Бравлин сплюнул в сторону и изо всех сил, сколько имел в могучих плечах, закрыл ворота на запоры.
— Невесть о чём бает... Проходи уж, личина черноризая!..
Но Нестор его уже не слышал. Широко размахивая чёрным подолом рясы, по скрипучим ступенькам поднялся в сенцы.
Бравлин зевнул, переступил с ноги на ногу, понюхал нагретый летним солнцем воздух, пошёл в башенку. Там ожидало его пахучее ложе из свежего сена и тяжёлая шерстяная дерюга. Теперь до утра уже никто не придёт. Отец Нестор, как всегда, засядет на всю ночь за книги в светлице боярской.
— Уху-ху! — привычно раздирался рот перед сном.
Наконец Бравлин улёгся. Взгляд его остановился на окошечке, сквозь которое был виден краешек звёздного неба. Ты видишь, а он и не слыхивал об этих хазарах никогда... Что за народ был? Не ведает он...
Мысль сладостно угасала. Тело наполнялось мягкой тяжестью.
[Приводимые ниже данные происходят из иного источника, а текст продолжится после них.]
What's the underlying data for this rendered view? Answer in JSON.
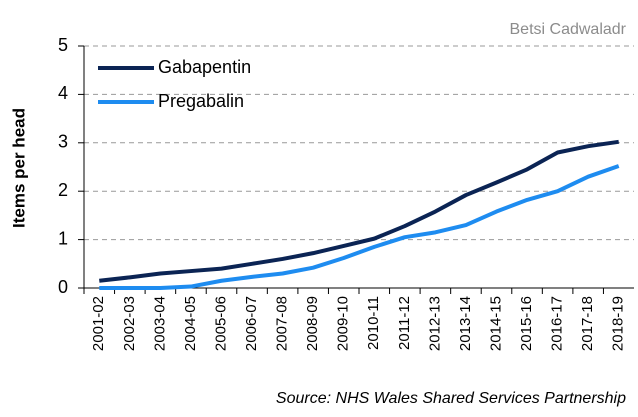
{
  "chart_data": {
    "type": "line",
    "title": "Betsi Cadwaladr",
    "ylabel": "Items per head",
    "source": "Source: NHS Wales Shared Services Partnership",
    "categories": [
      "2001-02",
      "2002-03",
      "2003-04",
      "2004-05",
      "2005-06",
      "2006-07",
      "2007-08",
      "2008-09",
      "2009-10",
      "2010-11",
      "2011-12",
      "2012-13",
      "2013-14",
      "2014-15",
      "2015-16",
      "2016-17",
      "2017-18",
      "2018-19"
    ],
    "series": [
      {
        "name": "Gabapentin",
        "color": "#0b2454",
        "values": [
          0.15,
          0.22,
          0.3,
          0.35,
          0.4,
          0.5,
          0.6,
          0.72,
          0.87,
          1.02,
          1.28,
          1.58,
          1.92,
          2.18,
          2.45,
          2.8,
          2.93,
          3.02
        ]
      },
      {
        "name": "Pregabalin",
        "color": "#1e8cf0",
        "values": [
          0,
          0,
          0,
          0.03,
          0.15,
          0.23,
          0.3,
          0.42,
          0.62,
          0.85,
          1.05,
          1.15,
          1.3,
          1.58,
          1.82,
          2.0,
          2.3,
          2.52
        ]
      }
    ],
    "ylim": [
      0,
      5
    ],
    "yticks": [
      0,
      1,
      2,
      3,
      4,
      5
    ],
    "grid": true,
    "legend": "upper left"
  }
}
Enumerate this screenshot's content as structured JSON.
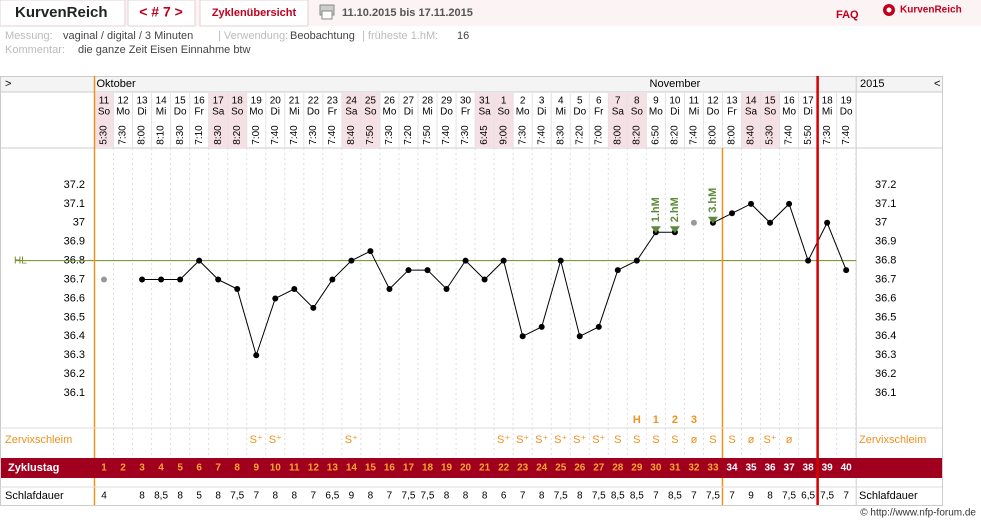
{
  "header": {
    "brand": "KurvenReich",
    "nav": "< # 7 >",
    "overview": "Zyklenübersicht",
    "range": "11.10.2015 bis 17.11.2015",
    "faq": "FAQ",
    "logo": "KurvenReich"
  },
  "info": {
    "measure_label": "Messung:",
    "measure": "vaginal / digital / 3 Minuten",
    "use_label": "| Verwendung:",
    "use": "Beobachtung",
    "first_label": "| früheste 1.hM:",
    "first": "16",
    "comment_label": "Kommentar:",
    "comment": "die ganze Zeit Eisen Einnahme btw"
  },
  "chart_data": {
    "type": "line",
    "nav_left": ">",
    "nav_right": "<",
    "year": "2015",
    "months": [
      "Oktober",
      "November"
    ],
    "days": [
      "11",
      "12",
      "13",
      "14",
      "15",
      "16",
      "17",
      "18",
      "19",
      "20",
      "21",
      "22",
      "23",
      "24",
      "25",
      "26",
      "27",
      "28",
      "29",
      "30",
      "31",
      "1",
      "2",
      "3",
      "4",
      "5",
      "6",
      "7",
      "8",
      "9",
      "10",
      "11",
      "12",
      "13",
      "14",
      "15",
      "16",
      "17",
      "18",
      "19"
    ],
    "weekdays": [
      "So",
      "Mo",
      "Di",
      "Mi",
      "Do",
      "Fr",
      "Sa",
      "So",
      "Mo",
      "Di",
      "Mi",
      "Do",
      "Fr",
      "Sa",
      "So",
      "Mo",
      "Di",
      "Mi",
      "Do",
      "Fr",
      "Sa",
      "So",
      "Mo",
      "Di",
      "Mi",
      "Do",
      "Fr",
      "Sa",
      "So",
      "Mo",
      "Di",
      "Mi",
      "Do",
      "Fr",
      "Sa",
      "So",
      "Mo",
      "Di",
      "Mi",
      "Do"
    ],
    "times": [
      "5:30",
      "7:30",
      "8:00",
      "8:10",
      "8:30",
      "7:10",
      "8:30",
      "8:20",
      "7:00",
      "7:40",
      "7:40",
      "7:30",
      "7:40",
      "8:40",
      "7:50",
      "7:30",
      "7:20",
      "7:50",
      "7:40",
      "7:30",
      "6:45",
      "9:00",
      "7:30",
      "7:40",
      "8:30",
      "7:20",
      "7:00",
      "8:00",
      "8:20",
      "6:50",
      "8:20",
      "7:40",
      "8:00",
      "8:00",
      "8:40",
      "5:30",
      "7:40",
      "5:50",
      "7:30",
      "7:40"
    ],
    "color": "#000000",
    "excluded_color": "#999999",
    "values": [
      null,
      null,
      36.7,
      36.7,
      36.7,
      36.8,
      36.7,
      36.65,
      36.3,
      36.6,
      36.65,
      36.55,
      36.7,
      36.8,
      36.85,
      36.65,
      36.75,
      36.75,
      36.65,
      36.8,
      36.7,
      36.8,
      36.4,
      36.45,
      36.8,
      36.4,
      36.45,
      36.75,
      36.8,
      36.95,
      36.95,
      null,
      37.0,
      37.05,
      37.1,
      37.0,
      37.1,
      36.8,
      37.0,
      36.75
    ],
    "excluded_values": [
      36.7,
      null,
      null,
      null,
      null,
      null,
      null,
      null,
      null,
      null,
      null,
      null,
      null,
      null,
      null,
      null,
      null,
      null,
      null,
      null,
      null,
      null,
      null,
      null,
      null,
      null,
      null,
      null,
      null,
      null,
      null,
      37.0,
      null,
      null,
      null,
      null,
      null,
      null,
      null,
      null
    ],
    "peak_labels": [
      null,
      null,
      null,
      null,
      null,
      null,
      null,
      null,
      null,
      null,
      null,
      null,
      null,
      null,
      null,
      null,
      null,
      null,
      null,
      null,
      null,
      null,
      null,
      null,
      null,
      null,
      null,
      null,
      null,
      "1.hM",
      "2.hM",
      null,
      "3.hM",
      null,
      null,
      null,
      null,
      null,
      null,
      null
    ],
    "ylim": [
      36.0,
      37.3
    ],
    "yticks": [
      36.1,
      36.2,
      36.3,
      36.4,
      36.5,
      36.6,
      36.7,
      36.8,
      36.9,
      37,
      37.1,
      37.2
    ],
    "cover_line": {
      "label": "HL",
      "value": 36.8,
      "color": "#6b8e23"
    },
    "cervix_label": "Zervixschleim",
    "cervix_marks": [
      null,
      null,
      null,
      null,
      null,
      null,
      null,
      null,
      null,
      null,
      null,
      null,
      null,
      null,
      null,
      null,
      null,
      null,
      null,
      null,
      null,
      null,
      null,
      null,
      null,
      null,
      null,
      null,
      "H",
      "1",
      "2",
      "3",
      null,
      null,
      null,
      null,
      null,
      null,
      null,
      null
    ],
    "cervix": [
      null,
      null,
      null,
      null,
      null,
      null,
      null,
      null,
      "S⁺",
      "S⁺",
      null,
      null,
      null,
      "S⁺",
      null,
      null,
      null,
      null,
      null,
      null,
      null,
      "S⁺",
      "S⁺",
      "S⁺",
      "S⁺",
      "S⁺",
      "S⁺",
      "S",
      "S",
      "S",
      "S",
      "ø",
      "S",
      "S",
      "ø",
      "S⁺",
      "ø",
      null,
      null,
      null
    ],
    "cycle_label": "Zyklustag",
    "cycle_days": [
      1,
      2,
      3,
      4,
      5,
      6,
      7,
      8,
      9,
      10,
      11,
      12,
      13,
      14,
      15,
      16,
      17,
      18,
      19,
      20,
      21,
      22,
      23,
      24,
      25,
      26,
      27,
      28,
      29,
      30,
      31,
      32,
      33,
      34,
      35,
      36,
      37,
      38,
      39,
      40
    ],
    "fertile_end_day": 33,
    "today_day": 38,
    "sleep_label": "Schlafdauer",
    "sleep": [
      "4",
      null,
      "8",
      "8,5",
      "8",
      "5",
      "8",
      "7,5",
      "7",
      "8",
      "8",
      "7",
      "6,5",
      "9",
      "8",
      "7",
      "7,5",
      "7,5",
      "8",
      "8",
      "8",
      "6",
      "7",
      "8",
      "7,5",
      "8",
      "7,5",
      "8,5",
      "8,5",
      "7",
      "8,5",
      "7",
      "7,5",
      "7",
      "9",
      "8",
      "7,5",
      "6,5",
      "7,5",
      "7"
    ]
  },
  "footer": "© http://www.nfp-forum.de"
}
А отец Нестор читает... Что-то видит...
И он, Бравлин, так же видит, как и тот Нестор-книжник. Потому что вот он летит вслед за ним над землёй. Так свободно, так легко летят они вдвоём меж звёздами. Бьётся на ветру чёрный подол рясы Нестора, будто огромное чёрное крыло. А внизу под ними плывут во мгле голубые просторы. Зелёные степи потонули в сизой дымке. Холодные извивистые стежки речек. А они летят, как боги. Всё им подвластно, всё понятно. Отец Нестор тихим ровным голосом рассказывает обо всём, что видит. И даже когда умолкает, Бравлину кажется, что он слышит и понимает его мысли.